NASA's Mars rover Curiosity has already achieved its initial mission, proving that the Red Planet could have once sustained life, but one scientist says its greatest accomplishments could be in the year ahead.
"It is all part of the evolution of our understanding of Mars," Lisa May, NASA's lead program executive for Mars, told Computerworld. "We are going chapter by chapter of your favorite mystery novel, making progress to understand, what was it like, was anything there and where did the water go? With Curiosity ... we're peeling away the layers of a very complex story of a planet that could have been a sibling, if not a twin to Earth, at some point."

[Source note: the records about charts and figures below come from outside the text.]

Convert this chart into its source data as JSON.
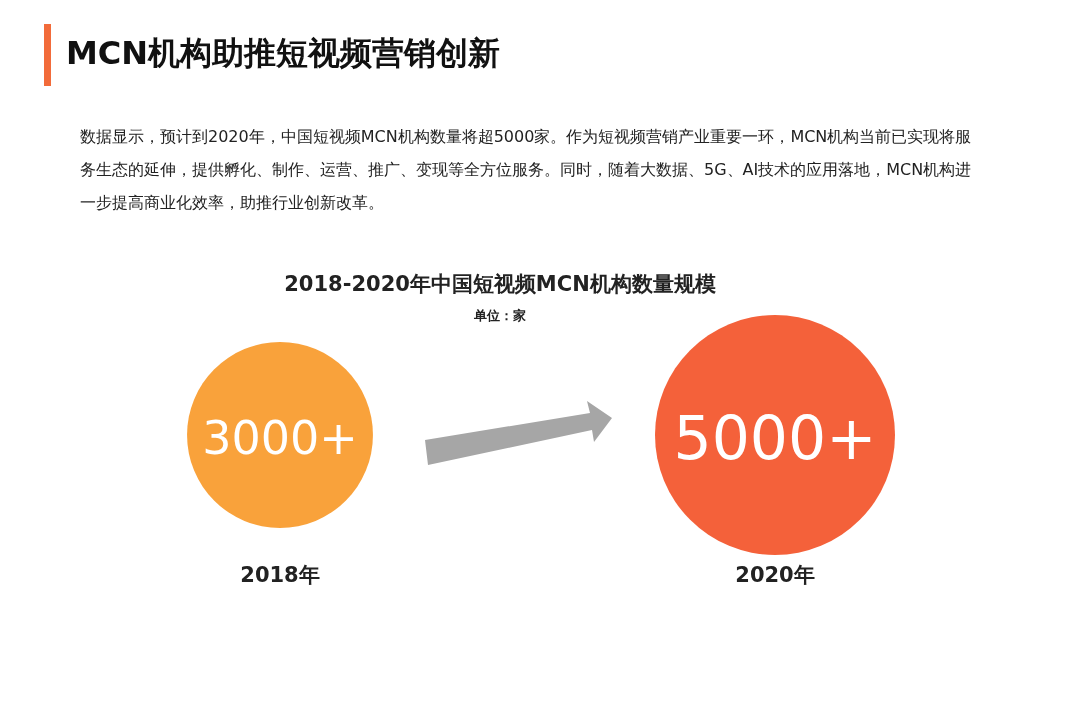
{
  "chart_data": {
    "type": "other",
    "title": "MCN机构助推短视频营销创新",
    "subtitle": "2018-2020年中国短视频MCN机构数量规模",
    "annotations": [
      "数据显示，预计到2020年，中国短视频MCN机构数量将超5000家。作为短视频营销产业重要一环，MCN机构当前已实现将服务生态的延伸，提供孵化、制作、运营、推广、变现等全方位服务。同时，随着大数据、5G、AI技术的应用落地，MCN机构进一步提高商业化效率，助推行业创新改革。",
      "单位：家"
    ],
    "categories": [
      "2018年",
      "2020年"
    ],
    "values": [
      3000,
      5000
    ],
    "value_labels": [
      "3000+",
      "5000+"
    ],
    "colors": [
      "#f9a23b",
      "#f4613a"
    ]
  }
}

NASA's super rover, Curiosity, hits its second anniversary working on the Red Planet and has a series of scientific accomplishments under its belt. (Image: NASA)

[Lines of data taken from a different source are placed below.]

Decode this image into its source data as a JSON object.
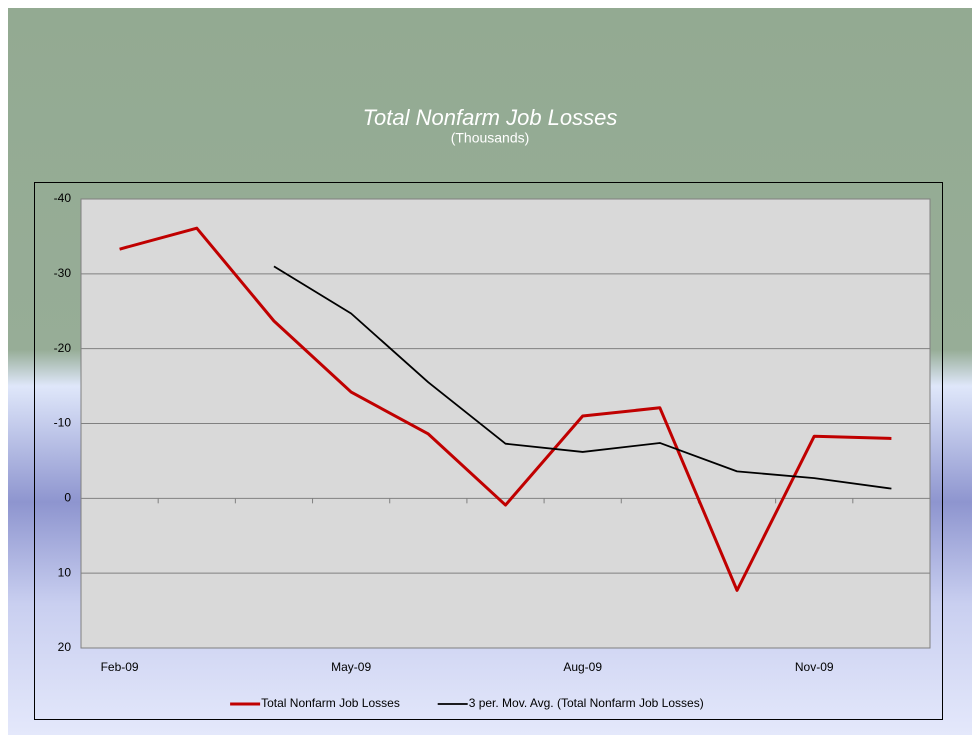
{
  "chart_data": {
    "type": "line",
    "title": "Total Nonfarm Job Losses",
    "subtitle": "(Thousands)",
    "categories": [
      "Feb-09",
      null,
      null,
      "May-09",
      null,
      null,
      "Aug-09",
      null,
      null,
      "Nov-09",
      null
    ],
    "series": [
      {
        "name": "Total Nonfarm Job Losses",
        "color": "#c00000",
        "values": [
          -33.3,
          -36.1,
          -23.7,
          -14.2,
          -8.6,
          0.9,
          -11.0,
          -12.1,
          12.3,
          -8.3,
          -8.0
        ]
      },
      {
        "name": "3 per. Mov. Avg. (Total Nonfarm Job Losses)",
        "color": "#000000",
        "values": [
          null,
          null,
          -31.0,
          -24.7,
          -15.5,
          -7.3,
          -6.2,
          -7.4,
          -3.6,
          -2.7,
          -1.3
        ]
      }
    ],
    "ylim": [
      -40,
      20
    ],
    "y_reversed": true,
    "yticks": [
      -40,
      -30,
      -20,
      -10,
      0,
      10,
      20
    ],
    "grid": true,
    "legend": "bottom"
  }
}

Curiosity hit a major milestone this week. The nuclear-powered, SUV-sized super rover landed on the surface of Mars on Aug. 5, 2012 PDT ( Aug. 6, 2012, EDT).

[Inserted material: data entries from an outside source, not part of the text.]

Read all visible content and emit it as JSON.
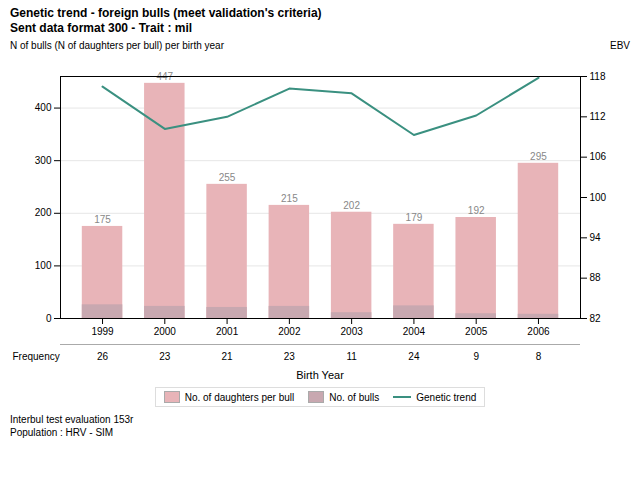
{
  "chart_data": {
    "type": "bar",
    "title": "Genetic trend - foreign bulls (meet validation's criteria)",
    "subtitle": "Sent data format 300 - Trait : mil",
    "categories": [
      1999,
      2000,
      2001,
      2002,
      2003,
      2004,
      2005,
      2006
    ],
    "series": [
      {
        "name": "No. of daughters per bull",
        "color": "#e8b4b8",
        "values": [
          175,
          447,
          255,
          215,
          202,
          179,
          192,
          295
        ],
        "data_labels": true
      },
      {
        "name": "No. of bulls",
        "color": "#c8a8b0",
        "values": [
          26,
          23,
          21,
          23,
          11,
          24,
          9,
          8
        ]
      },
      {
        "name": "Genetic trend",
        "type": "line",
        "axis": "y2",
        "color": "#3a9080",
        "values": [
          116.5,
          110.2,
          112.0,
          116.2,
          115.5,
          109.3,
          112.2,
          117.8
        ]
      }
    ],
    "stacked": false,
    "xlabel": "Birth Year",
    "ylabel": "N of bulls (N of daughters per bull) per birth year",
    "y2label": "EBV",
    "ylim": [
      0,
      460
    ],
    "yticks": [
      0,
      100,
      200,
      300,
      400
    ],
    "y2lim": [
      82,
      118
    ],
    "y2ticks": [
      82,
      88,
      94,
      100,
      106,
      112,
      118
    ],
    "grid": true,
    "legend": "bottom",
    "frequency_label": "Frequency",
    "frequency": [
      26,
      23,
      21,
      23,
      11,
      24,
      9,
      8
    ],
    "annotations": [
      "Interbul test evaluation 153r",
      "Population : HRV - SIM"
    ]
  }
}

For two years, the robotic rover has worked on Mars, searching for signs that the planet ever held life, even in microbial form. It also signifies that Curiosity had made it through its initial mission, which lasted the length of one Martian year, or about 687 days.
That doesn't mean that scientists are finished with Curiosity. May said NASA will work with the rover as long as it's still functioning.
"Curiosity has already met its mission success criteria, but there's always the intention of continuing as long as our spacecraft lets us," May said. "We have spent $2.5 billion to send this spacecraft to Mars, and we'll use it to learn and explore as long as we can."
After a journey of more than eight months and traveling a distance of 350 million miles, Curiosity used a supersonic parachute, a tether and rockets to safely alight on Mars. NASA scientists called the time from when the spacecraft entered the Martian atmosphere to when it touched down on the planet's surface, " seven minutes of terror" because a 14-minute communication delay between a signal from Mars reaching the Earth meant they had no idea what was happening during that time.
Once it was safely on the ground, scientists and engineers quickly set Curiosity to work, and in the past two years, the rover has made significant progress working on Mars.
Here are the top five scientific discoveries Curiosity has made so far:
1.Ancient Mars could have held life: Thanks to Curiosity, scientists found that ancient Mars likely had the right chemistry to support living microbes, according to NASA. By drilling into Martian rocks, the rover discovered what are believed to be the key ingredients for life — carbon, hydrogen, oxygen, phosphorus and sulfur.